Thoughts on John 6

Today’s reading: 2 Kings 7; John 6

The end of John 6 has been an incredibly important piece of Scripture to my Christian life.

There is a lot that happens in John 6, but it starts with the feeding of the 5000, and then, later in the chapter, the people come looking for Jesus, essentially looking for Him to perform the same miracle and feed them again. This leads to a whole interaction about Jesus Himself being the true bread from Heaven which will fully and permanently satisfy. But because so many people are there for the wrong reasons, looking for a free meal or a spectacle rather than looking for the true spiritual life Jesus offers, Jesus intentionally uses increasingly provocative language to polarize the crowd, and John tells us it was so effective that many of His disciples turned away and stopped following Him.

As everyone else is walking away from Jesus, John records a couple verses that I have come back to over and over again over the years:

“So Jesus said to the twelve, “Do you want to go away as well?” Simon Peter answered him, “Lord, to whom shall we go? You have the words of eternal life, and we have believed, and have come to know, that you are the Holy One of God.” - John 6:67-69

These verses are simple, and maybe I’m reading into them a little too much, but given the context, and given what Peter says, I don’t think I am.

When Jesus asks the twelve if they want to go as well, Peter doesn’t say, “No, Lord, we understand what you mean about eating your flesh and drinking your blood. It makes complete sense and we aren’t disturbed by it at all.” I think Peter’s response indicates that they were just as confused and disturbed by what Jesus said as everyone else that was leaving, but there was a key difference between those that left and those that stayed. Peter says, “Lord, to whom shall we go? You have the words of eternal life, and we have believed, and have come to know, that you are the Holy One of God.” Peter didn’t need to understand everything Jesus said and did if he knew who Jesus was. From everything else they had seen and heard, the twelve understood that Jesus was the Holy One of God, and their confusion or lack of understanding could not change who Jesus was. So if they left, where else could they possibly go? If they chose not to follow Jesus, they were turning away from God, and who else could they turn to?

I have felt this way so many times. There were times early on after I became a Christian that I really didn’t want Christianity to be true because I wanted to be free to run after my own sin and live the life I wanted to live free of consequences. I didn’t want my life to be about Christ, and I didn’t want to have to reorder my priorities around His values and purposes, but what choice did I have? After studying the evidence for it, I was so fully convinced of the truth of the Bible and of the person and reality of Jesus, that I couldn’t deny it was truth. So where did that leave me? To continue to live the way I wanted to live was to actively rebel against God Himself, and then who could I turn to? Who could I appeal to for eternal life if I rejected the life God was offering? So to some extent I felt trapped, but it was because I could not deny what I knew to be true, even when I didn’t like the implications of that truth. Times I wanted to turn away from God, the Holy Spirit would bring Peter’s words to my mind, “Where else could I go?”

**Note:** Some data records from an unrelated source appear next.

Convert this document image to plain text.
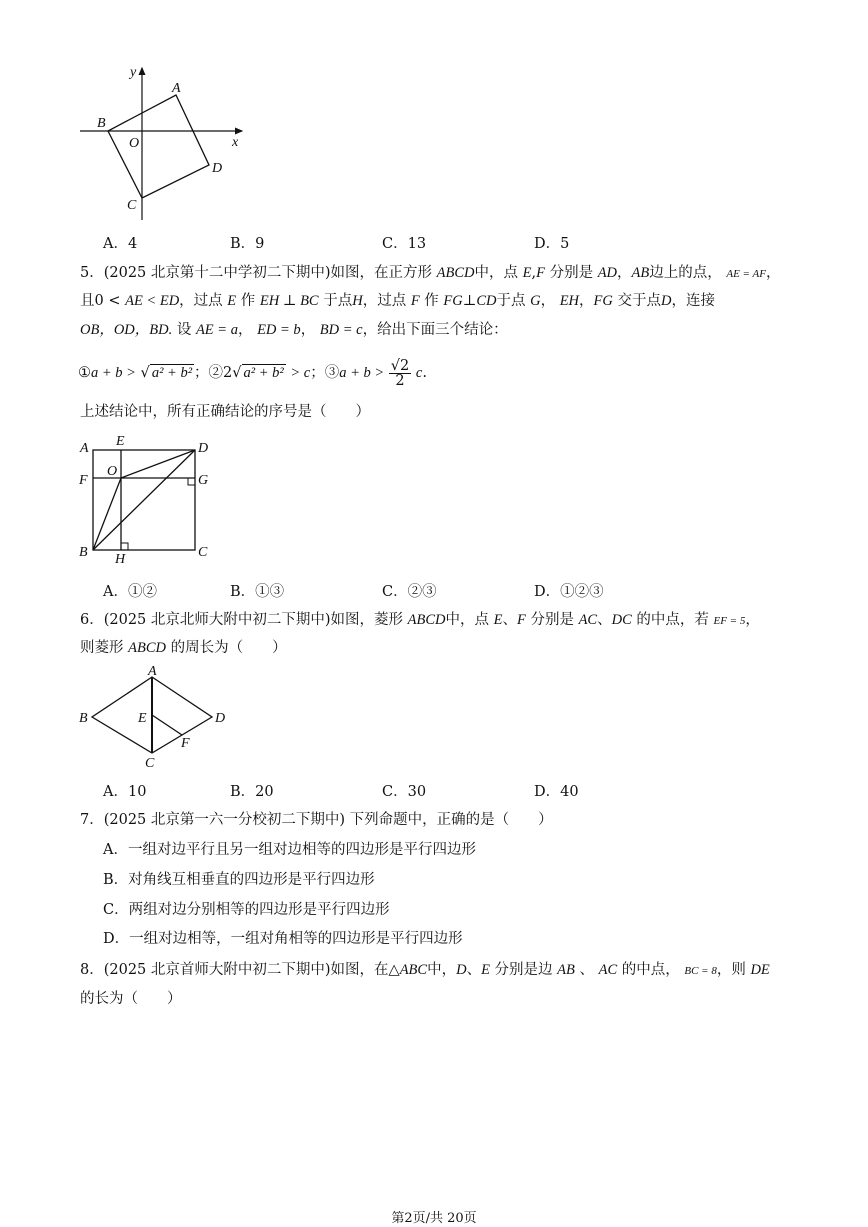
y
x
A
B
O
C
D
A．4	B．9	C．13	D．5
5．(2025 北京第十二中学初二下期中)如图，在正方形 ABCD中，点 E,F 分别是 AD，AB边上的点， AE = AF，
且0 < AE < ED，过点 E 作 EH ⊥ BC 于点H，过点 F 作 FG⊥CD于点 G， EH，FG 交于点D，连接
OB，OD，BD. 设 AE = a， ED = b， BD = c，给出下面三个结论：
①a + b > √ a² + b² ；②2√ a² + b² > c；③a + $b > \frac{√2}{2} c$.
上述结论中，所有正确结论的序号是（　　）
A E	D
O
F	G
B H	C
A．①②	B．①③	C．②③	D．①②③
6．(2025 北京北师大附中初二下期中)如图，菱形 ABCD中，点 E、F 分别是 AC、DC 的中点，若 EF = 5，
则菱形 ABCD 的周长为（　　）
A
B	E	D
F
C
A．10	B．20	C．30	D．40
7．(2025 北京第一六一分校初二下期中) 下列命题中，正确的是（　　）
A．一组对边平行且另一组对边相等的四边形是平行四边形
B．对角线互相垂直的四边形是平行四边形
C．两组对边分别相等的四边形是平行四边形
D．一组对边相等，一组对角相等的四边形是平行四边形
8．(2025 北京首师大附中初二下期中)如图，在△ABC中，D、E 分别是边 AB 、 AC 的中点， BC = 8，则 DE
的长为（　　）
第2页/共 20页
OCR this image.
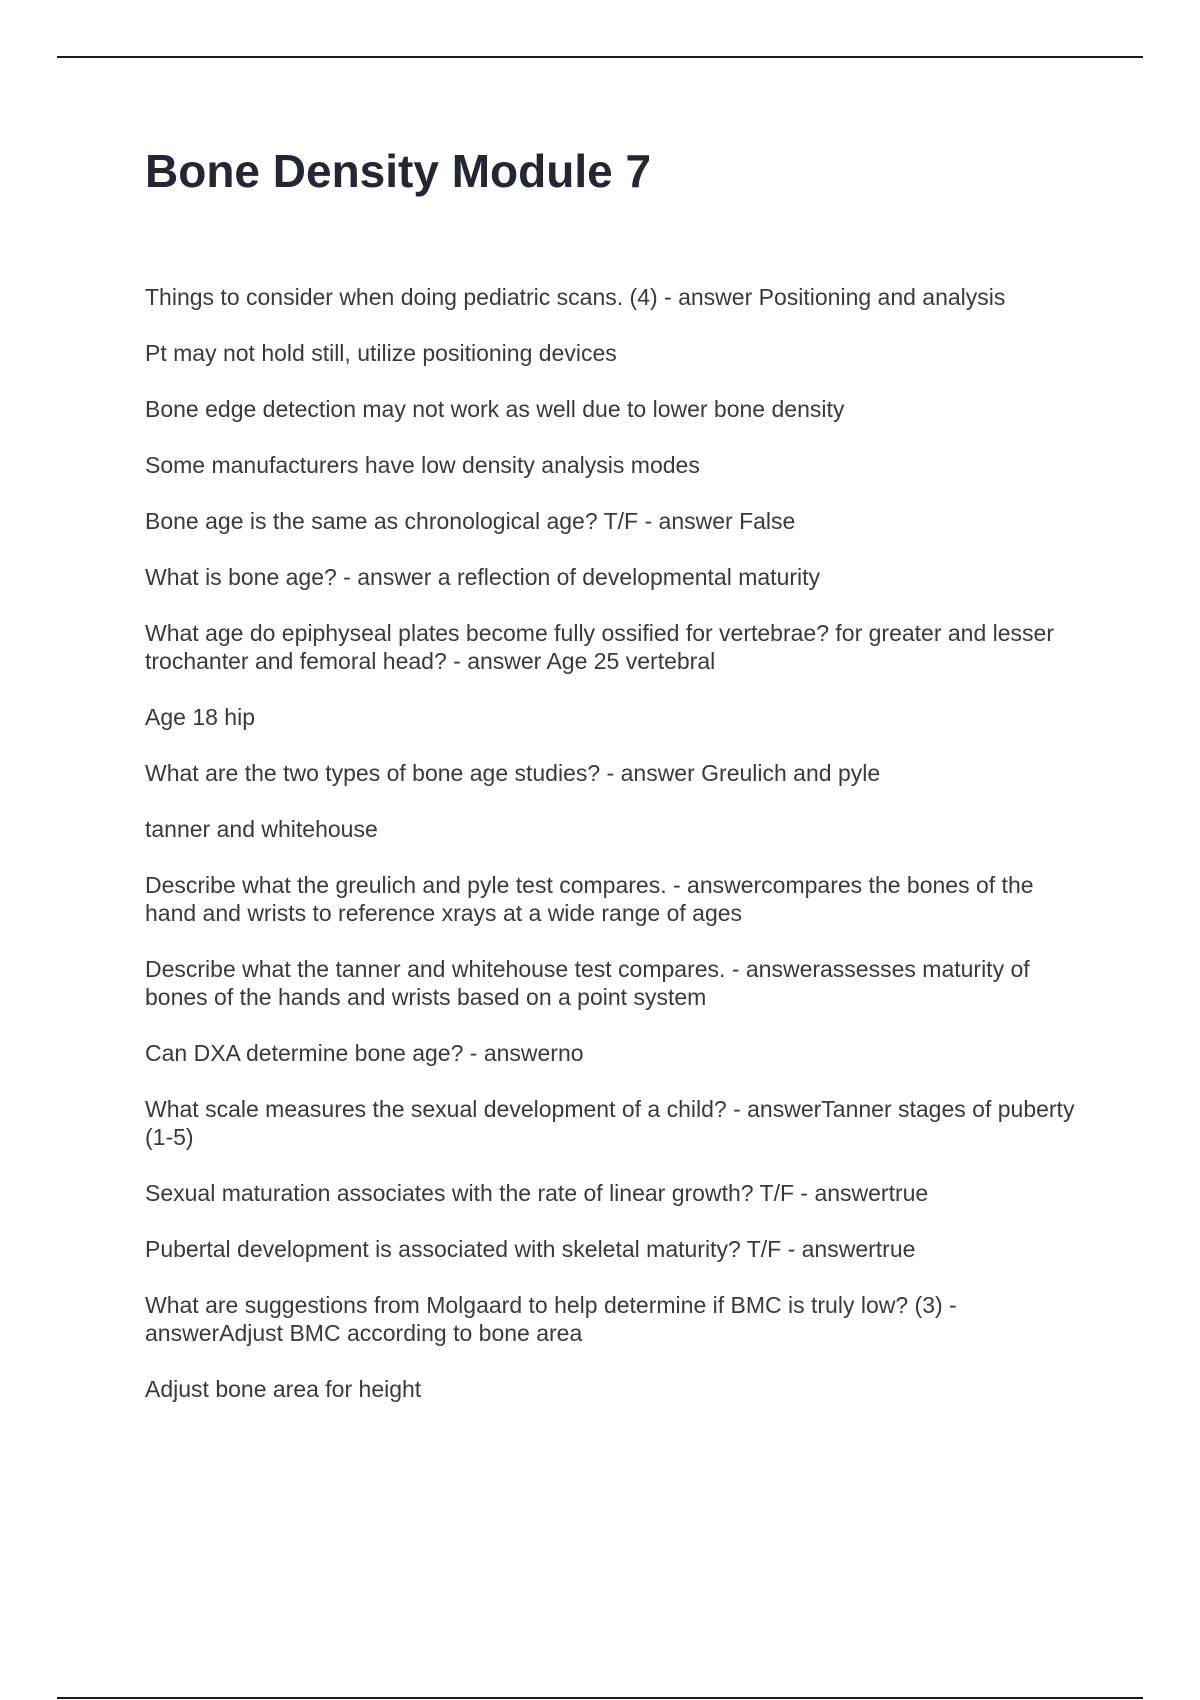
Bone Density Module 7

Things to consider when doing pediatric scans. (4) - answer Positioning and analysis

Pt may not hold still, utilize positioning devices

Bone edge detection may not work as well due to lower bone density

Some manufacturers have low density analysis modes

Bone age is the same as chronological age? T/F - answer False

What is bone age? - answer a reflection of developmental maturity

What age do epiphyseal plates become fully ossified for vertebrae? for greater and lesser trochanter and femoral head? - answer Age 25 vertebral

Age 18 hip

What are the two types of bone age studies? - answer Greulich and pyle

tanner and whitehouse

Describe what the greulich and pyle test compares. - answercompares the bones of the hand and wrists to reference xrays at a wide range of ages

Describe what the tanner and whitehouse test compares. - answerassesses maturity of bones of the hands and wrists based on a point system

Can DXA determine bone age? - answerno

What scale measures the sexual development of a child? - answerTanner stages of puberty (1-5)

Sexual maturation associates with the rate of linear growth? T/F - answertrue

Pubertal development is associated with skeletal maturity? T/F - answertrue

What are suggestions from Molgaard to help determine if BMC is truly low? (3) - answerAdjust BMC according to bone area

Adjust bone area for height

As I have grown in the Lord past those initial years of following Him half-heartedly, really wishing I could go on living for the world rather than for Him, these have still been important verses for me. How often do my desires conflict with what God calls us to? How often do I want to keep in my life something that the Lord calls sin? And yet, I have come to know and believe that these are the words of truth, and they tell me that my thoughts and desires are fallen, that my flesh is at enmity with God, and that my heart is deceitful beyond all else, but they also tell me that God is good, and as the author of life, He knows how life works best, so when He calls something sin, it is not because He wants to suck the fun out of life, it is because He designed and created us for something better. So I, like Peter, don’t need to understand everything and don’t need to have every answer before I can follow after the Lord. I don’t need to always understand why God calls something sin, or to “feel” like I agree with His design. I know enough to know who He is, to know that He is good, and to know that what He has for me is better than what I can get for myself, and so where else could I go?

Other times, the Christian life has just been harder than life would be not following the Lord, and it can be tempting to stop. Or things about the Christian life can just be confusing, like why God is allowing us to experience what we are experiencing or suffer what we are suffering. But in all of these things and at all of these times, Peter’s words ring in my ears, “Where else could I go?” Jesus is the way, the truth, and the life, and no one can get to the Father except through Him, and that is where I want to be for eternity, with my Father in Heaven. So no matter what, I know it’s worth it.

I don’t have all the answers, and I don’t understand everything the Lord allows or calls me to, but I know the One in whom I have believed, the Holy One of God who has the words of eternal life, and that is enough.